Knausgaard walked onstage to thunderous applause in what—as my friend pointed out—were some truly tight jeans. He paired them with suede desert boots and a tan blazer over a plain white tee. He gave the crowd no acknowledgment before beginning to read, hands gripped to the podium, mooring himself as he swayed to the ebb and flow of his own words.

During the question and answer period, Knausgaard referred repeatedly to the “selflessness” he tried to achieve while writing about his past. I don’t think it quite translated in the way he meant it.

Since comparing him to Proust—something Knausgaard himself admitted was flattering but absurd—the media had already begun to cool their praise for the author and My Struggle, some even stooping so low as to call it “typical” of the “selfie generation.” As if Knausgaard hadn’t been born in the sixties and 3,600 pages could be reduced to a single—or even a series—of snapshots.

Perhaps by “selflessness” Knausgaard was referring to what Roland Barthes acknowledged in his famous essay, “The Death of the Author”:

Proust himself, despite the apparently psychological character of what are called his analyses, was visibly concerned with the task of inexorably blurring, by an extreme subtilization, the relation between the writer and his characters; by making of the narrator not he who has seen and felt nor even he who is writing, but he who is going to write (the young man in the novel… wants to write but cannot; the novel ends when writing at last becomes possible).

       

Knausgaard’s series ends with the lines: “Now it is 7:07, and the novel is finally finished. In two hours Linda will be coming here, I will hug her and tell her I’ve finished, and I will never do anything like this to her and our children again. Then we’ll take the train to Louisiana. I am going to be interviewed onstage, after which it will be her turn, because her own book has come out and it glitters and sparkles like a star-filled night sky. Afterwards we will catch the train to Malmö, where we will get in the car and drive back to our house, and the whole way I will revel in, truly revel in, the thought that I am no longer a writer.”

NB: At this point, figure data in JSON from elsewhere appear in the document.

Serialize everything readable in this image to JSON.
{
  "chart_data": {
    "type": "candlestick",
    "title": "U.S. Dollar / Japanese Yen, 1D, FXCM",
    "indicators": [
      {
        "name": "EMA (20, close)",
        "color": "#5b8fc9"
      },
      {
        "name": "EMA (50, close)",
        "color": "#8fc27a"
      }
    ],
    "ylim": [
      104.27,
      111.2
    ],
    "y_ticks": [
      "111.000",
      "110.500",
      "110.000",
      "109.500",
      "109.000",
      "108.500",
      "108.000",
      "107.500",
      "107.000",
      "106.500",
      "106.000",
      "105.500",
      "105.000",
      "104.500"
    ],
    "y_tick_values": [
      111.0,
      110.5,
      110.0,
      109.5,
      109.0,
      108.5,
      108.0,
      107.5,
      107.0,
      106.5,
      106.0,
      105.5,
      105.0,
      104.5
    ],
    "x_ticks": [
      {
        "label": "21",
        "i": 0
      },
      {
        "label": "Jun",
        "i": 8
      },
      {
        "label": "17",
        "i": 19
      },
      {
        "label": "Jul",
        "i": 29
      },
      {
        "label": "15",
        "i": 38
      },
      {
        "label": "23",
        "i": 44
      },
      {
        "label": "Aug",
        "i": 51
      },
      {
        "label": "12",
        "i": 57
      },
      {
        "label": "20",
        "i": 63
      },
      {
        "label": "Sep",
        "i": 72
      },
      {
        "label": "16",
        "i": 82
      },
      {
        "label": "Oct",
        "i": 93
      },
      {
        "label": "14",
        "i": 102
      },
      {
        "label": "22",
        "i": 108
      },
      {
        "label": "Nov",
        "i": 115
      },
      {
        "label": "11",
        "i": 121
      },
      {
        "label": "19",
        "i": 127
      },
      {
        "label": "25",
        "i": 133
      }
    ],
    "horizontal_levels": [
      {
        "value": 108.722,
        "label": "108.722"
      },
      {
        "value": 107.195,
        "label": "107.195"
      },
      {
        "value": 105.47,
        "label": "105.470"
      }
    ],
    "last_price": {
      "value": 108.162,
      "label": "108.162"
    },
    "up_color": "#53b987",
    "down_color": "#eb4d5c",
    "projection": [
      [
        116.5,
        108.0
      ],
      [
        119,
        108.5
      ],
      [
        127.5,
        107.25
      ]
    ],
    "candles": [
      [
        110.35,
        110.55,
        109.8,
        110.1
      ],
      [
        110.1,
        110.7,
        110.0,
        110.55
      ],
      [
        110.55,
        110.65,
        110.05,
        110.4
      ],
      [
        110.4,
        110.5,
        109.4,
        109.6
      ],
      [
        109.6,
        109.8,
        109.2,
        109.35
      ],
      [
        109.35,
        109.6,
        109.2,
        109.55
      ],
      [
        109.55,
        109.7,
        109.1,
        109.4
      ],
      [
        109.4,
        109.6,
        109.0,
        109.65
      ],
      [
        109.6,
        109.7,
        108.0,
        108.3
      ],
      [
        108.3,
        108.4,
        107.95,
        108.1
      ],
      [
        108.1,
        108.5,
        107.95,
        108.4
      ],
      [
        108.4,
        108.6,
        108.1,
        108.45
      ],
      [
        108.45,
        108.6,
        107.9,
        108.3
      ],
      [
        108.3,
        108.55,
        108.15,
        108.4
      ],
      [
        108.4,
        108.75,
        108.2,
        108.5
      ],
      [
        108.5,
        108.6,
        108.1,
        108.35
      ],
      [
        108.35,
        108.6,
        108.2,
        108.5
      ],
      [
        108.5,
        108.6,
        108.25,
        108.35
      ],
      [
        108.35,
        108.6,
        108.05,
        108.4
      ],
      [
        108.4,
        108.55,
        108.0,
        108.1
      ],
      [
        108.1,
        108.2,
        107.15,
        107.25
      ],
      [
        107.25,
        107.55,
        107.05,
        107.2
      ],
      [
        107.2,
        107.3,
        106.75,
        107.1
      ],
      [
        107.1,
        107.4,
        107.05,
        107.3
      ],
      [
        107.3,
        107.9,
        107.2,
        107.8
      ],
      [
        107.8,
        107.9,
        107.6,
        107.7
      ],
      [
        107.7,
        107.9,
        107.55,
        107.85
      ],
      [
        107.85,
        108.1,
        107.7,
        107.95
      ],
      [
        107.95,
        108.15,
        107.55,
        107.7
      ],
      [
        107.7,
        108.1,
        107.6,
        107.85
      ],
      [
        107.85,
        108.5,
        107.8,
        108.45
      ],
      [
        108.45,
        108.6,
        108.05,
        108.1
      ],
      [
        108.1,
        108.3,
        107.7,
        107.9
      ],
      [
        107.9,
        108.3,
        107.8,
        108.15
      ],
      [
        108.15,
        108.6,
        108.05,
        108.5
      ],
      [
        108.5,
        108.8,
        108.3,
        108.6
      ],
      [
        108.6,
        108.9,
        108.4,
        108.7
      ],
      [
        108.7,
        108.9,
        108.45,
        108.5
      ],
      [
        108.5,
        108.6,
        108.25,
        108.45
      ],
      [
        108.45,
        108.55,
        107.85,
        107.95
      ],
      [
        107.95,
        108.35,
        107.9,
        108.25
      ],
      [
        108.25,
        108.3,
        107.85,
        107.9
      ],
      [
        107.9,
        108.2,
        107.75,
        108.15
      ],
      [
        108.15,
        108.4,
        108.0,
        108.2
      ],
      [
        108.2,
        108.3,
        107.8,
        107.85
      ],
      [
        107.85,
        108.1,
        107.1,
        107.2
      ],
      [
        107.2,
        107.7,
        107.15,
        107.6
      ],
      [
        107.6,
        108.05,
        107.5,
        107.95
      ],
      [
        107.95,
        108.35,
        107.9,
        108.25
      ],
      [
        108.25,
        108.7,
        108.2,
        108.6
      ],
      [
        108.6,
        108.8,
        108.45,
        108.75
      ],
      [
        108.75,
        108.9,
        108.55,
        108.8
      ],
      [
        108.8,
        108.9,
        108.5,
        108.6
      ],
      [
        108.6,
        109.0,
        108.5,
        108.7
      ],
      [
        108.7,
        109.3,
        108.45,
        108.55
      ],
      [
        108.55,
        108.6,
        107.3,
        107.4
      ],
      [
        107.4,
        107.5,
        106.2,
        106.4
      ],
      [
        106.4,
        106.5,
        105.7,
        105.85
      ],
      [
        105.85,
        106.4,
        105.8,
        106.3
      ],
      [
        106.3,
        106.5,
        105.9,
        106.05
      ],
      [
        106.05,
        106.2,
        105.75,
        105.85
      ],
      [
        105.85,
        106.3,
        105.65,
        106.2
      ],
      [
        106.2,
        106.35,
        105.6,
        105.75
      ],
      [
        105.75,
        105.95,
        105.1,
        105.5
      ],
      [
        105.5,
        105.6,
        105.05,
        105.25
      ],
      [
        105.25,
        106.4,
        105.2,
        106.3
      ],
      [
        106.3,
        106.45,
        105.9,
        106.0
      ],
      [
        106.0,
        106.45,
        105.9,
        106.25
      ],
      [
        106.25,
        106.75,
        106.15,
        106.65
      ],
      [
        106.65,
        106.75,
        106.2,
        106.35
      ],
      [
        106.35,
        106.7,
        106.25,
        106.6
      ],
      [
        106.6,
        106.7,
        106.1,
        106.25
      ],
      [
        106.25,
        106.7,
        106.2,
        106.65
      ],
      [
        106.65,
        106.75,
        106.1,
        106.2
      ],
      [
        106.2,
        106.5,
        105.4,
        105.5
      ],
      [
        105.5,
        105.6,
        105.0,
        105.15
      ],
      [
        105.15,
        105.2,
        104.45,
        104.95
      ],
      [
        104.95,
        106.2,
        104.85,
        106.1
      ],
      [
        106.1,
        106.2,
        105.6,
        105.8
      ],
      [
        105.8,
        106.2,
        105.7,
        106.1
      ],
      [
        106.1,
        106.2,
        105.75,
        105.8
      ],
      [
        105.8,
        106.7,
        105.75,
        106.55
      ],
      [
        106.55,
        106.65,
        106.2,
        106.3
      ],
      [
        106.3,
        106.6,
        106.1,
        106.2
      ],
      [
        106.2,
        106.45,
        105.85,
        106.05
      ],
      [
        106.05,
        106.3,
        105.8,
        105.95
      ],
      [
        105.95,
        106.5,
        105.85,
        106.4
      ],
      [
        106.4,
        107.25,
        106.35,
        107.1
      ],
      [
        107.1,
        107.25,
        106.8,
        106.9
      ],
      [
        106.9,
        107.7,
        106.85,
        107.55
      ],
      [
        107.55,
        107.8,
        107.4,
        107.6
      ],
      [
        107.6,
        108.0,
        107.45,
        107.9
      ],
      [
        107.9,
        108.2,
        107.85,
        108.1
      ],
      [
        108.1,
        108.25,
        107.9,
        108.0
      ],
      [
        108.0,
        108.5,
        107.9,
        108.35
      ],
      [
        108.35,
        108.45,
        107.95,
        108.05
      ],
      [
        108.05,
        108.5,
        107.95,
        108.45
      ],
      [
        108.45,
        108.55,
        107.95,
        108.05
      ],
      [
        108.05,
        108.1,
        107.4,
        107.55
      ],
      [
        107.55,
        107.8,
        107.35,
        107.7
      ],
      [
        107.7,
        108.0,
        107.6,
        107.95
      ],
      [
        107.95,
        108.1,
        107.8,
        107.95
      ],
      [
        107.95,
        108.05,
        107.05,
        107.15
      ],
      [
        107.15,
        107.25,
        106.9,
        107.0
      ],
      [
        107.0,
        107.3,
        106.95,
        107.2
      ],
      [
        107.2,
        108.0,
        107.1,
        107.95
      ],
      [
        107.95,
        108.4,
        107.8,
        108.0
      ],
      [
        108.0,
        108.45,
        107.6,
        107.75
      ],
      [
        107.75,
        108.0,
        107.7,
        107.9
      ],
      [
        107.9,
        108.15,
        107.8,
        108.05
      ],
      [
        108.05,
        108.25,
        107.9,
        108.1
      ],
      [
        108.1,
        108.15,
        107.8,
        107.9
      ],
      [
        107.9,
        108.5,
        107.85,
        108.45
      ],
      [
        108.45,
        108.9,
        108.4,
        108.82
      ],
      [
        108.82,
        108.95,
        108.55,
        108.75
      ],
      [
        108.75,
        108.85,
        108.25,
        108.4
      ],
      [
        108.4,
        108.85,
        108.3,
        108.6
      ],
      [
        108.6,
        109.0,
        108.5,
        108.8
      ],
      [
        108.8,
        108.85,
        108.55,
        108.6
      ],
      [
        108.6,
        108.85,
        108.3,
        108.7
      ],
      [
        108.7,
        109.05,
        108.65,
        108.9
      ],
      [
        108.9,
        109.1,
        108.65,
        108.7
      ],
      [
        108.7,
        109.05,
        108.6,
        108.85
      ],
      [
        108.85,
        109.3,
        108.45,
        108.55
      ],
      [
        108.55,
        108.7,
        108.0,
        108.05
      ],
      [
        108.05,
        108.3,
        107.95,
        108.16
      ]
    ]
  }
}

I didn’t need to turn to the last page when I bought the book to know that this would be the ending. The final volume had been released in Norwegian a full seven years earlier (underscoring the bizarre circumstances in which the translation of the book by two people took far longer than the actual writing of it) and this proclamation that Knausgaard was done writing had been teased to readers of all languages before subsequently being broken with the announcement that he had already written another series, titled after the seasons and to be translated by a third person and released in English by Penguin over the course of the year leading up to Book 6.

I broke my principle and decided to cough up for all the available books in hardcover, so as not to make the grueling publication cycle drag on for yet another year. By the end of the final volume I too was relieved the novel was “finally finished.” Part of me was surprised the last 1,200 pages hadn’t been broken into two or three more digestible volumes (then they could claim he had matched or even outdone Proust’s seven). But another part suspected I wasn’t the only one whose patience was starting to wear a little thin.

Without it being disguised in between seven hundred pages of his characteristic narrative, would readers have been able to stomach that raw, four hundred-page essay and buy a seventh or even eighth volume?

These were some of the questions I had when I attended the reading and Q&A, moderated by Maggie Nelson, for Book 6 at Murmrr Theatre in the Union Temple of Brooklyn on September 26, 2018. Like with the Harry Potter event eleven years earlier, part of the spectacle made me feel slightly sick. When Nelson opened the questions to the floor, I suddenly felt the urge to claim the microphone for my own—or yell like Mussolini from the balcony—and spoil the entire thing, maybe even ask her whether she thought the theory in Knausgaard’s essay held up to critical analysis.

Of course, I sat there silently, and politely clapped when he left the stage.